Com'è che si dice...? "Una cosa coi fiocchi", giusto? Bene. Io amavo metterci anche la carta regalo. Facevo pacchetto completo. Fu per questo che parlai, lapidaria e secca:

«Ho detto» scandii bene, gli occhi a vagheggiare da lei alle sue amiche, «Nessuno lo dice che è un coglione?»

Alla ragazza in piedi credo si dislocò quasi la mascella. Spalancò letteralmente la bocca, oltraggiata.

«Ma come– come osi?! Tu–» mi puntò contro il dito, «Origliavi la nostra conversazione. E per di più nemmeno lo conosci.»

Un sorriso irrisorio mi spinse a forza le labbra, a quelle parole per poco non le risi in faccia.

Piegai il mento a tre quarti, emulando perplessità: «O forse eravate voi a parlare a tono un po' troppo alto, ti pare?»

Non aspettai neanche che mi rispondesse, ero già in ritardo proprio quel giorno e lui mi aveva fatto perdere tempo senza neanche essere fisicamente lì.

Maledetto.

«Michelangelo Fregni è un coglione.» decantai infine, gli occhi velati di melliflua compassione.
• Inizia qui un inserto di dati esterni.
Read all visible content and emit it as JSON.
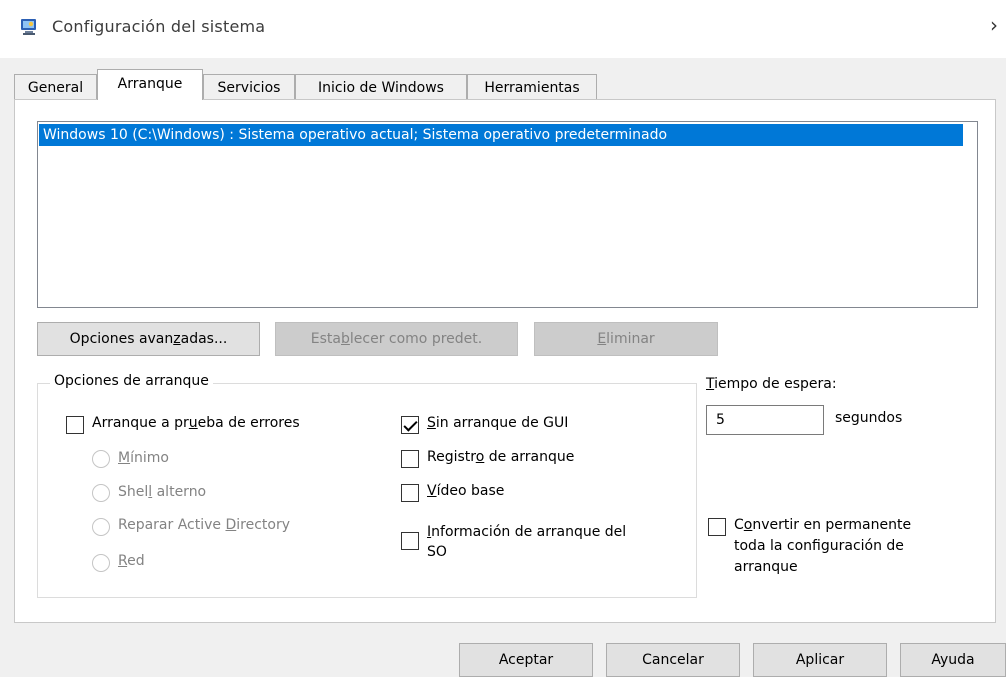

Poi alzai le spalle, dispiaciuta: «Sarebbe stato meglio se qualcuno vi avesse messo al corrente prima. Ma... ehi, è il vostro giorno fortunato!» sorrisi loro, apologetica, «Avete incontrato me

«Tu non sai di che parli.»

A rivolgermi la parola era stata un'altra ragazza, adesso alzata in piedi anche lei. Mi guardava col viso arrossato, gli occhi due laghi di biasimo.

Ricambiai lo sguardo, imperturbabile: «Io credo che a non sapere di cosa parlate... siate voi.»

Lo dissi con una sincerità a bagnarmi la voce, a renderla così vera che persino loro mi guardarono indecise, prese in contropiede da quella perfetta sconosciuta che stava dando loro del filo da torcere di prima mattina, senza un apparente motivo.

Ma il motivo c'era.

Era lo stesso motivo per cui io ero già in ritardo.

Era lo stesso identico motivo per cui fui costretta a dar loro le spalle e tornare sui miei passi, lasciandole lì su due piedi.

Era il motivo per cui avevo ricordi invischiati nel retro delle orbite, a colarmi sull'anima per sporcarmela tutta.

Il motivo per cui sentivo pulsazioni più prepotenti contro il petto ad ogni passo.

Il motivo... era lui.

Il motivo era sempre lui e io ci stavo andando a sbattere contro proprio adesso. Più vicina ad ogni passo.

Lì, verso la mia Catastrofe personale.